Could be a great experience for her. Remind her to carry her cash/cards/ID in a money belt, use a lock for her luggage in the hostels, wear sunblock and a hat, and email home every day (or so.)

Posted by
11288 posts

She is in as much or as little danger traveling around Australia alone as she would be traveling around the US alone. As said above, only you and she know how safe or dangerous that would be. A city like Sydney or Melbourne requires the same precautions as a city like New York or Los Angeles; desert safety is the same in Arizona as it is in Australia's Red Centre; etc.

Posted by
1804 posts

Having traveled solo throughout Australia, I think that 2 weeks is barely enough time to scratch even the surface of a relatively small corner in a place that size and she'll be home before you know it. She's 18 and she's picking an English speaking country with an incredible tourism infrastructure for solo, budget travelers in her age bracket.

If you are worried about how she would get around on her own, maybe encourage her to do a backpackers bus tour of a certain section of Australia that interests her. There are buses where you stay with the same group the entire time, and then ones where you can get a hop-on/hop-off pass good on a network of backpackers buses and she can get off the bus at any place that strikes her interest and stay as long as she wants and then move on (gives her flexibility with her schedule). If she decides she doesn't like it, she can be on the next bus out in the morning. A lot of the backpacker bus networks will also help arrange lodging for you (typically hostels - Australia has some really amazing hostels - both independent, boutique hostels as well as the standard cookie-cutter YHA/HI ones). These buses are full of other backpackers (most in the 18 to 30 age bracket), many of them also traveling solo, so it is a good way to meet other people. Have her read the reviews on the bus networks - some are geared towards the party crowd (like Contiki) and some are more for serious travelers who have fun, but whose main focus is on the sightseeing, not an endless pub crawl.

She should focus on a specific area of Australia, or she could consider hopping a flight somewhere else within the country to cover the major distances. In my first 2 weeks in Australia, I flew into Melbourne and spent some time there and then joined up with a backpacker bus outfit to travel to Phillip Island, the Great Ocean Road, Kangaroo Island and then made my way up to Adelaide where I stayed a few days before flying over to Sydney. Staying in Sydney was after the 2 week mark - so I would highly recommend if she can swing it financially to try to add another week or two as she could then have time to maybe travel to places like Sydney and the Blue Mountains, the Center/Uluru, Great Barrier Reef /Port Douglas or The Whitsundays. There is also a ton to see in Western Australia and the Northern Territory. She will just need to figure out how much time she is willing to be away from home without you losing your mind, and how long her money might last and then formulate her itinerary.

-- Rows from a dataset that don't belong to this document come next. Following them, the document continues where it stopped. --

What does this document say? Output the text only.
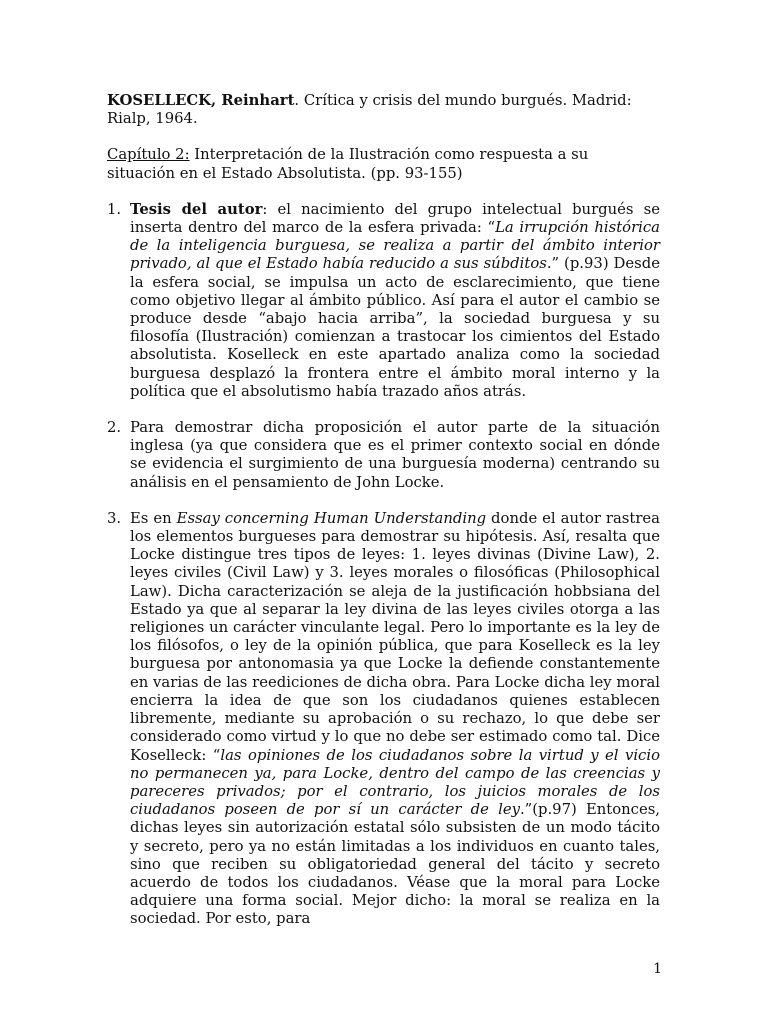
KOSELLECK, Reinhart. Crítica y crisis del mundo burgués. Madrid: Rialp, 1964.

Capítulo 2: Interpretación de la Ilustración como respuesta a su situación en el Estado Absolutista. (pp. 93-155)

1. Tesis del autor: el nacimiento del grupo intelectual burgués se inserta dentro del marco de la esfera privada: “La irrupción histórica de la inteligencia burguesa, se realiza a partir del ámbito interior privado, al que el Estado había reducido a sus súbditos.” (p.93) Desde la esfera social, se impulsa un acto de esclarecimiento, que tiene como objetivo llegar al ámbito público. Así para el autor el cambio se produce desde “abajo hacia arriba”, la sociedad burguesa y su filosofía (Ilustración) comienzan a trastocar los cimientos del Estado absolutista. Koselleck en este apartado analiza como la sociedad burguesa desplazó la frontera entre el ámbito moral interno y la política que el absolutismo había trazado años atrás.
2. Para demostrar dicha proposición el autor parte de la situación inglesa (ya que considera que es el primer contexto social en dónde se evidencia el surgimiento de una burguesía moderna) centrando su análisis en el pensamiento de John Locke.
3. Es en Essay concerning Human Understanding donde el autor rastrea los elementos burgueses para demostrar su hipótesis. Así, resalta que Locke distingue tres tipos de leyes: 1. leyes divinas (Divine Law), 2. leyes civiles (Civil Law) y 3. leyes morales o filosóficas (Philosophical Law). Dicha caracterización se aleja de la justificación hobbsiana del Estado ya que al separar la ley divina de las leyes civiles otorga a las religiones un carácter vinculante legal. Pero lo importante es la ley de los filósofos, o ley de la opinión pública, que para Koselleck es la ley burguesa por antonomasia ya que Locke la defiende constantemente en varias de las reediciones de dicha obra. Para Locke dicha ley moral encierra la idea de que son los ciudadanos quienes establecen libremente, mediante su aprobación o su rechazo, lo que debe ser considerado como virtud y lo que no debe ser estimado como tal. Dice Koselleck: “las opiniones de los ciudadanos sobre la virtud y el vicio no permanecen ya, para Locke, dentro del campo de las creencias y pareceres privados; por el contrario, los juicios morales de los ciudadanos poseen de por sí un carácter de ley.”(p.97) Entonces, dichas leyes sin autorización estatal sólo subsisten de un modo tácito y secreto, pero ya no están limitadas a los individuos en cuanto tales, sino que reciben su obligatoriedad general del tácito y secreto acuerdo de todos los ciudadanos. Véase que la moral para Locke adquiere una forma social. Mejor dicho: la moral se realiza en la sociedad. Por esto, para
1
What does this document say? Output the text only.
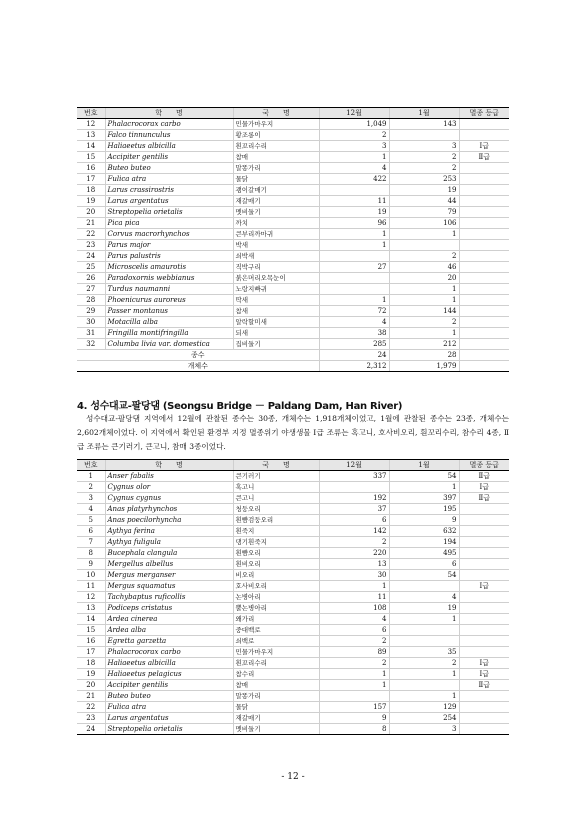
번호	학　　명	국　　명	12월	1월	멸종 등급
12	Phalacrocorax carbo	민물가마우지	1,049	143	
13	Falco tinnunculus	황조롱이	2		
14	Haliaeetus albicilla	흰꼬리수리	3	3	Ⅰ급
15	Accipiter gentilis	참매	1	2	Ⅱ급
16	Buteo buteo	말똥가리	4	2	
17	Fulica atra	물닭	422	253	
18	Larus crassirostris	괭이갈매기		19	
19	Larus argentatus	재갈매기	11	44	
20	Streptopelia orietalis	멧비둘기	19	79	
21	Pica pica	까치	96	106	
22	Corvus macrorhynchos	큰부리까마귀	1	1	
23	Parus major	박새	1		
24	Parus palustris	쇠박새		2	
25	Microscelis amaurotis	직박구리	27	46	
26	Paradoxornis webbianus	붉은머리오목눈이		20	
27	Turdus naumanni	노랑지빠귀		1	
28	Phoenicurus auroreus	딱새	1	1	
29	Passer montanus	참새	72	144	
30	Motacilla alba	알락할미새	4	2	
31	Fringilla montifringilla	되새	38	1	
32	Columba livia var. domestica	집비둘기	285	212	
종수			24	28	
개체수			2,312	1,979	
4. 성수대교-팔당댐 (Seongsu Bridge － Paldang Dam, Han River)
성수대교-팔당댐 지역에서 12월에 관찰된 종수는 30종, 개체수는 1,918개체이었고, 1월에 관찰된 종수는 23종, 개체수는 2,602개체이었다. 이 지역에서 확인된 환경부 지정 멸종위기 야생생물 Ⅰ급 조류는 혹고니, 호사비오리, 흰꼬리수리, 참수리 4종, Ⅱ급 조류는 큰기러기, 큰고니, 참매 3종이었다.
번호	학　　명	국　　명	12월	1월	멸종 등급
1	Anser fabalis	큰기러기	337	54	Ⅱ급
2	Cygnus olor	혹고니		1	Ⅰ급
3	Cygnus cygnus	큰고니	192	397	Ⅱ급
4	Anas platyrhynchos	청둥오리	37	195	
5	Anas poecilorhyncha	흰뺨검둥오리	6	9	
6	Aythya ferina	흰죽지	142	632	
7	Aythya fuligula	댕기흰죽지	2	194	
8	Bucephala clangula	흰뺨오리	220	495	
9	Mergellus albellus	흰비오리	13	6	
10	Mergus merganser	비오리	30	54	
11	Mergus squamatus	호사비오리	1		Ⅰ급
12	Tachybaptus ruficollis	논병아리	11	4	
13	Podiceps cristatus	뿔논병아리	108	19	
14	Ardea cinerea	왜가리	4	1	
15	Ardea alba	중대백로	6		
16	Egretta garzetta	쇠백로	2		
17	Phalacrocorax carbo	민물가마우지	89	35	
18	Haliaeetus albicilla	흰꼬리수리	2	2	Ⅰ급
19	Haliaeetus pelagicus	참수리	1	1	Ⅰ급
20	Accipiter gentilis	참매	1		Ⅱ급
21	Buteo buteo	말똥가리		1	
22	Fulica atra	물닭	157	129	
23	Larus argentatus	재갈매기	9	254	
24	Streptopelia orietalis	멧비둘기	8	3	
- 12 -
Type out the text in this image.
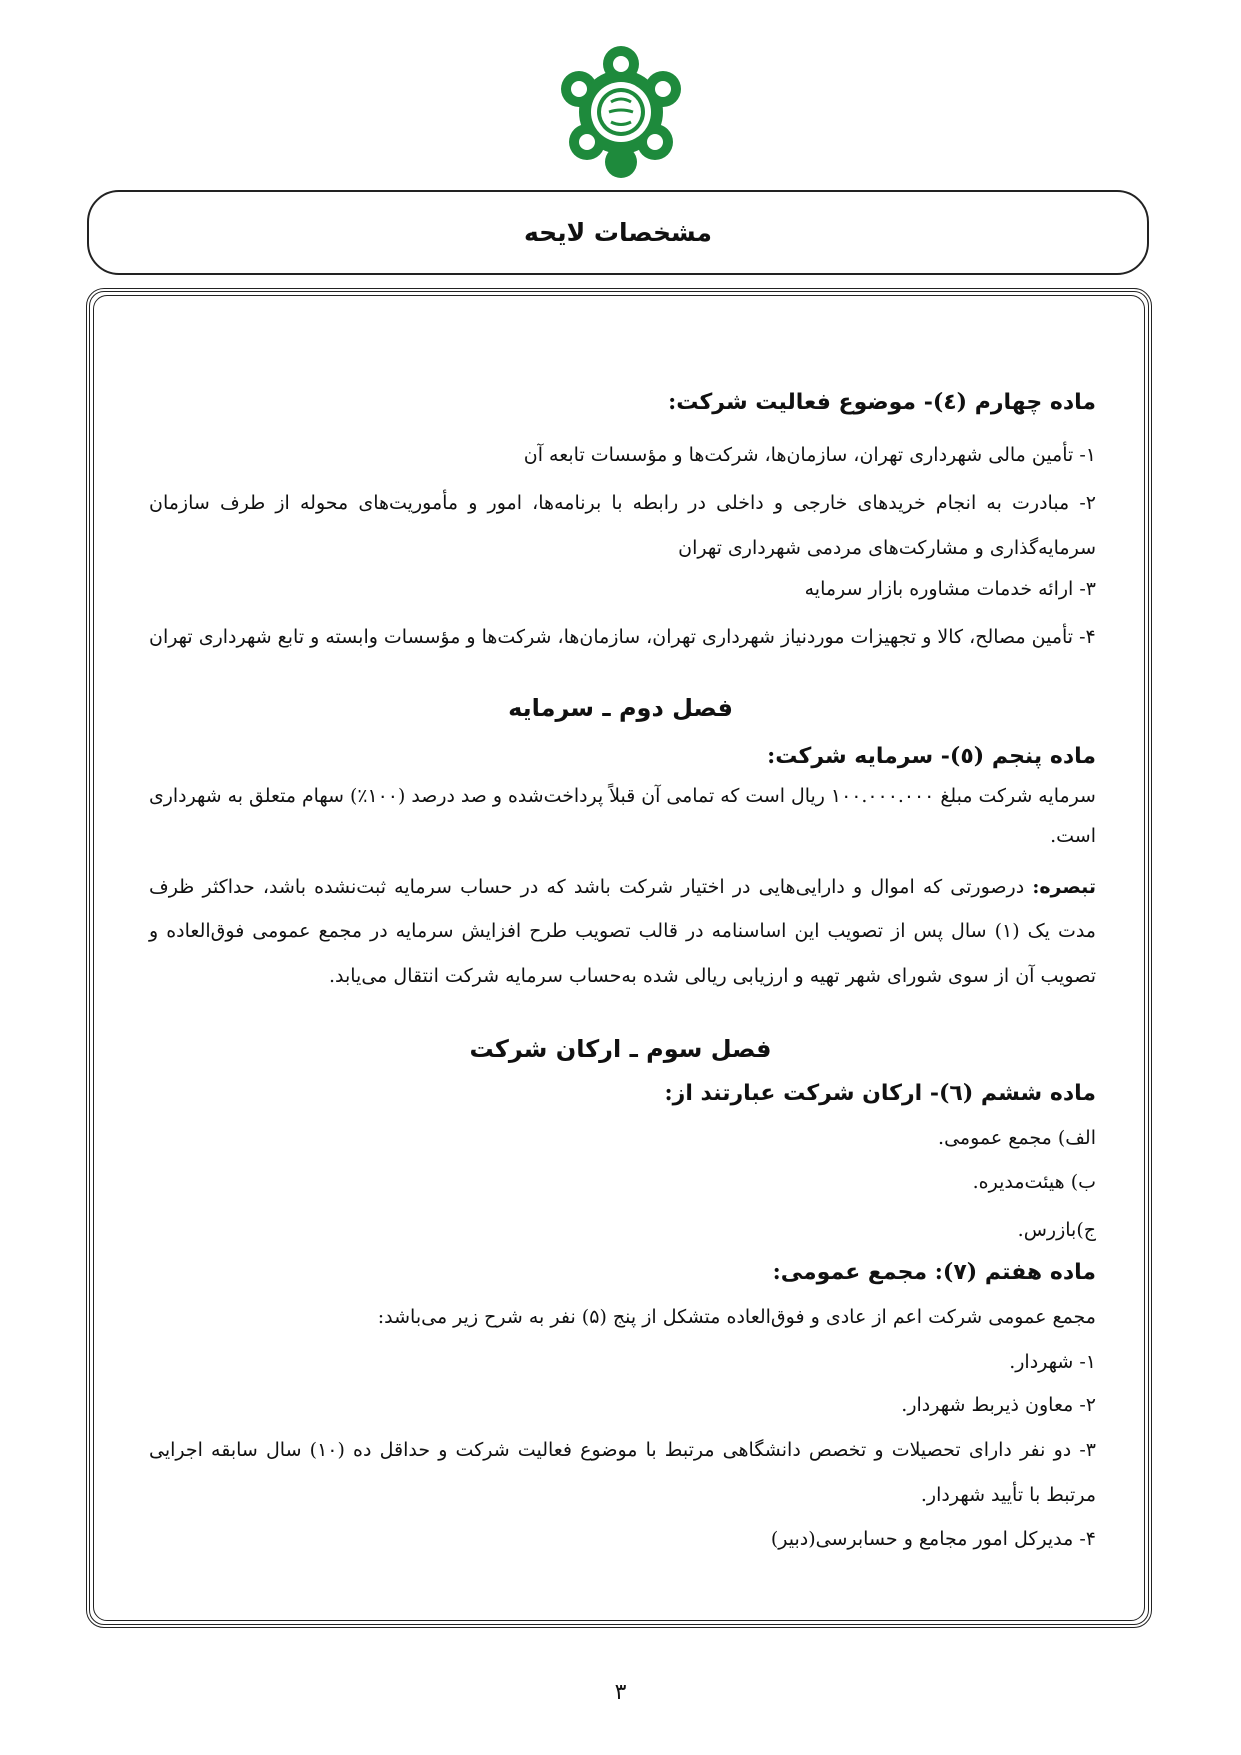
مشخصات لایحه
ماده چهارم (٤)- موضوع فعالیت شرکت:
۱- تأمین مالی شهرداری تهران، سازمان‌ها، شرکت‌ها و مؤسسات تابعه آن
۲- مبادرت به انجام خریدهای خارجی و داخلی در رابطه با برنامه‌ها، امور و مأموریت‌های محوله از طرف سازمان
سرمایه‌گذاری و مشارکت‌های مردمی شهرداری تهران
۳- ارائه خدمات مشاوره بازار سرمایه
۴- تأمین مصالح، کالا و تجهیزات موردنیاز شهرداری تهران، سازمان‌ها، شرکت‌ها و مؤسسات وابسته و تابع شهرداری تهران
فصل دوم ـ سرمایه
ماده پنجم (٥)- سرمایه شرکت:
سرمایه شرکت مبلغ ۱۰۰.۰۰۰.۰۰۰ ریال است که تمامی آن قبلاً پرداخت‌شده و صد درصد (۱۰۰٪) سهام متعلق به شهرداری
است.
تبصره: درصورتی که اموال و دارایی‌هایی در اختیار شرکت باشد که در حساب سرمایه ثبت‌نشده باشد، حداکثر ظرف
مدت یک (۱) سال پس از تصویب این اساسنامه در قالب تصویب طرح افزایش سرمایه در مجمع عمومی فوق‌العاده و
تصویب آن از سوی شورای شهر تهیه و ارزیابی ریالی شده به‌حساب سرمایه شرکت انتقال می‌یابد.
فصل سوم ـ ارکان شرکت
ماده ششم (٦)- ارکان شرکت عبارتند از:
الف) مجمع عمومی.
ب) هیئت‌مدیره.
ج)بازرس.
ماده هفتم (۷): مجمع عمومی:
مجمع عمومی شرکت اعم از عادی و فوق‌العاده متشکل از پنج (۵) نفر به شرح زیر می‌باشد:
۱- شهردار.
۲- معاون ذیربط شهردار.
۳- دو نفر دارای تحصیلات و تخصص دانشگاهی مرتبط با موضوع فعالیت شرکت و حداقل ده (۱۰) سال سابقه اجرایی
مرتبط با تأیید شهردار.
۴- مدیرکل امور مجامع و حسابرسی(دبیر)
۳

New Zealand is another country she could consider instead of Australia. It's only about the size of Colorado, but it's absolutely packed with amazing places - particularly the South Island. They also have an excellent selection of backpacker bus networks and quality hostels. If she focused her trip on either the South Island or the North Island, she could cover an extensive amount of places in 2 weeks - a full month there and she can see some really great highlights of both the North and South Islands, as well as Stewart Island.